Where and when did they prophesy?

It’s easy to understand what Abraham, Moses, Joshua, Samuel, Nathan, Elijah and Elisha were saying to their audience because their prophecy is placed within a clear narrative. However the prophetic books don’t always provide a clear narrative. Since context is everything, here is a quick overview of the context of just some of the prophetic books.

  • Amos and Hosea were in the northern kingdom, in the lead up to its destruction in 722 BC by the Assyrians.
  • Prophets such as Isaiah, Micah and Jeremiah were in Judah (southern kingdom) and prophesied in the lead up to the exile in 597/586 BC.
  • Ezekiel and Daniel prophesied during the exile.
  • Prophets like Haggai, Zechariah and Malachi prophesied after the return from exile.

What was their message?

Their message was either of hope or judgment. Their proclamation to God’s people was centred upon the Mosaic covenant (19:3-6). Through Moses, God revealed his law to his people and it was this covenant that all future generations were to live by.
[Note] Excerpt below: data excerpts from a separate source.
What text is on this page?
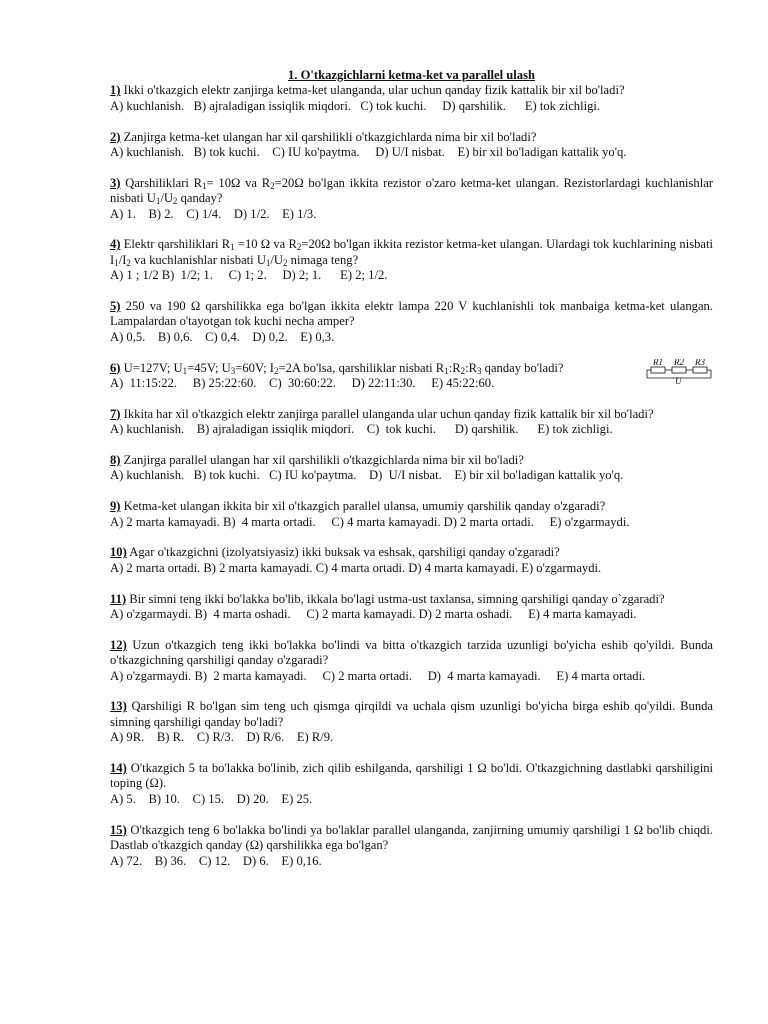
1. O'tkazgichlarni ketma-ket va parallel ulash
1) Ikki o'tkazgich elektr zanjirga ketma-ket ulanganda, ular uchun qanday fizik kattalik bir xil bo'ladi?
A) kuchlanish.   B) ajraladigan issiqlik miqdori.   C) tok kuchi.     D) qarshilik.      E) tok zichligi.
2) Zanjirga ketma-ket ulangan har xil qarshilikli o'tkazgichlarda nima bir xil bo'ladi?
A) kuchlanish.   B) tok kuchi.    C) IU ko'paytma.     D) U/I nisbat.    E) bir xil bo'ladigan kattalik yo'q.
3) Qarshiliklari $R_1= 10\Omega$ va $R_2=20\Omega$ bo'lgan ikkita rezistor o'zaro ketma-ket ulangan. Rezistorlardagi kuchlanishlar nisbati $U_1/U_2$ qanday?
A) 1.    B) 2.    C) 1/4.    D) 1/2.    E) 1/3.
4) Elektr qarshiliklari $R_1 =10$ Ω va $R_2=20\Omega$ bo'lgan ikkita rezistor ketma-ket ulangan. Ulardagi tok kuchlarining nisbati $I_1/I_2$ va kuchlanishlar nisbati $U_1/U_2$ nimaga teng?
A) 1 ; 1/2 B)  1/2; 1.     C) 1; 2.     D) 2; 1.      E) 2; 1/2.
5) 250 va 190 Ω qarshilikka ega bo'lgan ikkita elektr lampa 220 V kuchlanishli tok manbaiga ketma-ket ulangan. Lampalardan o'tayotgan tok kuchi necha amper?
A) 0,5.    B) 0,6.    C) 0,4.    D) 0,2.    E) 0,3.
6) U=127V; $U_1=45V$; $U_3=60V$; $I_2=2A$ bo'lsa, qarshiliklar nisbati $R_1:R_2:R_3$ qanday bo'ladi?
A)  11:15:22.     B) 25:22:60.    C)  30:60:22.     D) 22:11:30.     E) 45:22:60.
R1 R2 R3
U
7) Ikkita har xil o'tkazgich elektr zanjirga parallel ulanganda ular uchun qanday fizik kattalik bir xil bo'ladi?
A) kuchlanish.    B) ajraladigan issiqlik miqdori.    C)  tok kuchi.      D) qarshilik.      E) tok zichligi.
8) Zanjirga parallel ulangan har xil qarshilikli o'tkazgichlarda nima bir xil bo'ladi?
A) kuchlanish.   B) tok kuchi.   C) IU ko'paytma.    D)  U/I nisbat.    E) bir xil bo'ladigan kattalik yo'q.
9) Ketma-ket ulangan ikkita bir xil o'tkazgich parallel ulansa, umumiy qarshilik qanday o'zgaradi?
A) 2 marta kamayadi. B)  4 marta ortadi.     C) 4 marta kamayadi. D) 2 marta ortadi.     E) o'zgarmaydi.
10) Agar o'tkazgichni (izolyatsiyasiz) ikki buksak va eshsak, qarshiligi qanday o'zgaradi?
A) 2 marta ortadi. B) 2 marta kamayadi. C) 4 marta ortadi. D) 4 marta kamayadi. E) o'zgarmaydi.
11) Bir simni teng ikki bo'lakka bo'lib, ikkala bo'lagi ustma-ust taxlansa, simning qarshiligi qanday o`zgaradi?
A) o'zgarmaydi. B)  4 marta oshadi.     C) 2 marta kamayadi. D) 2 marta oshadi.     E) 4 marta kamayadi.
12) Uzun o'tkazgich teng ikki bo'lakka bo'lindi va bitta o'tkazgich tarzida uzunligi bo'yicha eshib qo'yildi. Bunda o'tkazgichning qarshiligi qanday o'zgaradi?
A) o'zgarmaydi. B)  2 marta kamayadi.     C) 2 marta ortadi.     D)  4 marta kamayadi.     E) 4 marta ortadi.
13) Qarshiligi R bo'lgan sim teng uch qismga qirqildi va uchala qism uzunligi bo'yicha birga eshib qo'yildi. Bunda simning qarshiligi qanday bo'ladi?
A) 9R.    B) R.    C) R/3.    D) R/6.    E) R/9.
14) O'tkazgich 5 ta bo'lakka bo'linib, zich qilib eshilganda, qarshiligi 1 Ω bo'ldi. O'tkazgichning dastlabki qarshiligini toping (Ω).
A) 5.    B) 10.    C) 15.    D) 20.    E) 25.
15) O'tkazgich teng 6 bo'lakka bo'lindi ya bo'laklar parallel ulanganda, zanjirning umumiy qarshiligi 1 Ω bo'lib chiqdi. Dastlab o'tkazgich qanday (Ω) qarshilikka ega bo'lgan?
A) 72.    B) 36.    C) 12.    D) 6.    E) 0,16.
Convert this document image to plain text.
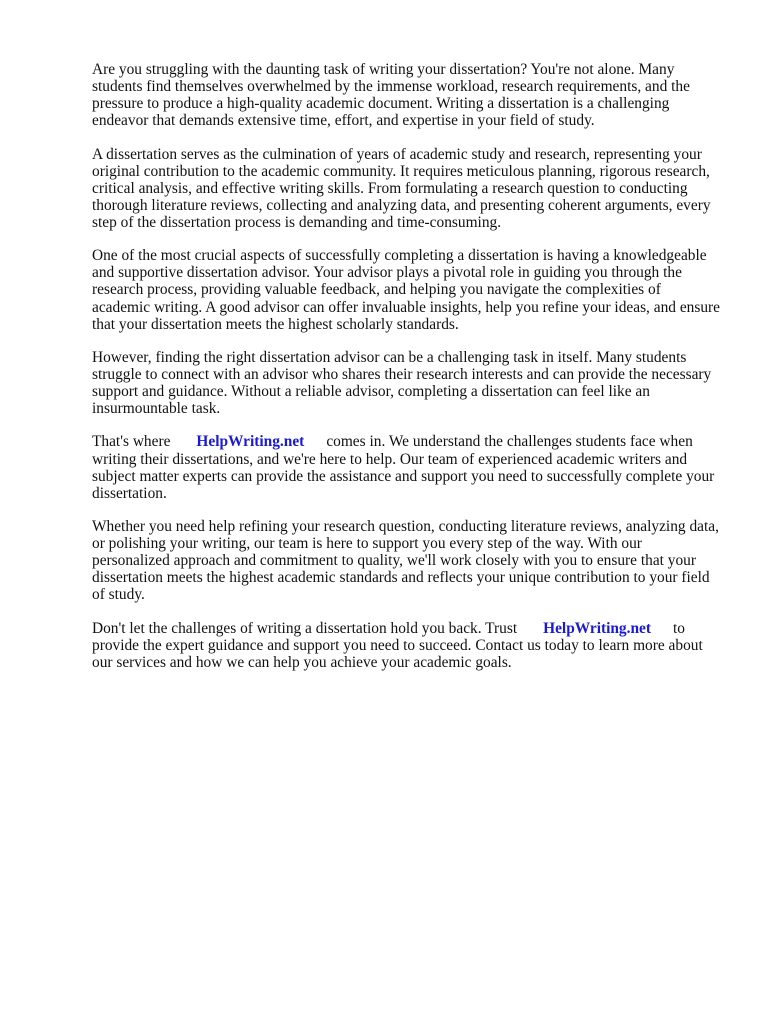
Are you struggling with the daunting task of writing your dissertation? You're not alone. Many students find themselves overwhelmed by the immense workload, research requirements, and the pressure to produce a high-quality academic document. Writing a dissertation is a challenging endeavor that demands extensive time, effort, and expertise in your field of study.

A dissertation serves as the culmination of years of academic study and research, representing your original contribution to the academic community. It requires meticulous planning, rigorous research, critical analysis, and effective writing skills. From formulating a research question to conducting thorough literature reviews, collecting and analyzing data, and presenting coherent arguments, every step of the dissertation process is demanding and time-consuming.

One of the most crucial aspects of successfully completing a dissertation is having a knowledgeable and supportive dissertation advisor. Your advisor plays a pivotal role in guiding you through the research process, providing valuable feedback, and helping you navigate the complexities of academic writing. A good advisor can offer invaluable insights, help you refine your ideas, and ensure that your dissertation meets the highest scholarly standards.

However, finding the right dissertation advisor can be a challenging task in itself. Many students struggle to connect with an advisor who shares their research interests and can provide the necessary support and guidance. Without a reliable advisor, completing a dissertation can feel like an insurmountable task.

That's where HelpWriting.net comes in. We understand the challenges students face when writing their dissertations, and we're here to help. Our team of experienced academic writers and subject matter experts can provide the assistance and support you need to successfully complete your dissertation.

Whether you need help refining your research question, conducting literature reviews, analyzing data, or polishing your writing, our team is here to support you every step of the way. With our personalized approach and commitment to quality, we'll work closely with you to ensure that your dissertation meets the highest academic standards and reflects your unique contribution to your field of study.

Don't let the challenges of writing a dissertation hold you back. Trust HelpWriting.net to provide the expert guidance and support you need to succeed. Contact us today to learn more about our services and how we can help you achieve your academic goals.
The prophets who followed Moses enforced the covenant, continually exhorting the people to obey God’s law, whilst reminding them of the consequences of their obedience (blessings) and their disobedience (curses). The prophets communicated both orally and through symbolic action. For three years Isaiah went naked and barefoot to demonstrate to the people their future (Isaiah 20:1-6). Hosea married the unfaithful Gomer, to demonstrate God’s relationship with unfaithful Israel (Hosea 1-3).
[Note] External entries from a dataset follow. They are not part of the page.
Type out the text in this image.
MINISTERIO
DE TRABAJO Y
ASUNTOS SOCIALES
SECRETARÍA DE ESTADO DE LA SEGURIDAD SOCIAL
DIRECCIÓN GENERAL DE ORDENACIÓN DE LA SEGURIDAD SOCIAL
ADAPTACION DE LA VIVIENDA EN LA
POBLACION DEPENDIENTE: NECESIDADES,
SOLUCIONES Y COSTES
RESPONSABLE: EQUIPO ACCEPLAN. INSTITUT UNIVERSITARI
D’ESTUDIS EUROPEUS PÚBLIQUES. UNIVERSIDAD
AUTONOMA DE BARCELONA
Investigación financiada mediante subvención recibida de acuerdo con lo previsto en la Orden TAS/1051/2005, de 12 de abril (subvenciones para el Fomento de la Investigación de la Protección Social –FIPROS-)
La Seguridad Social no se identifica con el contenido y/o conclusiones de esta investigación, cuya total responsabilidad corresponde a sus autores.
Who were they speaking to?

  • Gods chosen people. The promises made to Abraham revealed God’s plan for a people who would declare and reveal him to all the nations. In Exodus through to Deuteronomy, Moses revealed how they are to live in relationship with God and live as a kingdom of priests. The prophets who came after them therefore addressed Israel as God’s chosen people who have responsibilities to uphold (Jeremiah 2-6).
  • Unfaithful Israel. Israel continually broke the Ten Commandments (Jeremiah 7:1-15/ Hosea 4:2), committed idolatry (Ezekial 8:1-18), mistreated others (Isaiah 1:21-31) and refused to repent (Amos 4:6-11).
  • Those who were to face judgment. Judgment was frequently called the “day of the Lord” (Isaiah 2:12-22/ Joel 2:1-11/ Zephaniah 1:7-18).
  • Those who have hope. After the Day of Judgment, where Israel suffers destruction and punishment, God will bring peace to the world (Isaiah 9:2-7; 11:1-16). A Saviour must suffer and die and then rise from the dead (Isaiah 52:13-53:12). He will bring in a new covenant and he will cleanse the world of sin and make a new earth that will not pass away (Isaiah 65:17-25/ Zephaniah 3:8-20). This Saviour was first revealed as the king who could come from the line of David (2 Samuel 7).

Why understand Old Testament prophecy?

Throughout history humanity pretty much stays the same. As Christians, we now enjoy the blessings and hope of the new covenant through Jesus. However we cannot disregard Old Testament prophecy. We still struggle to trust God and live his way. So we are to solemnly listen to the prophets warning against idolatry, ignoring God’s law, giving into greed or being indifferent towards the poor and those who are suffering. The prophets remind us that we cannot get lost in our sin and presume that we are still members of the new covenant community. For we too will face judgment and failing to repent from our ways and continue to reject Jesus as Lord of our life will mean we too will face eternal separation from God.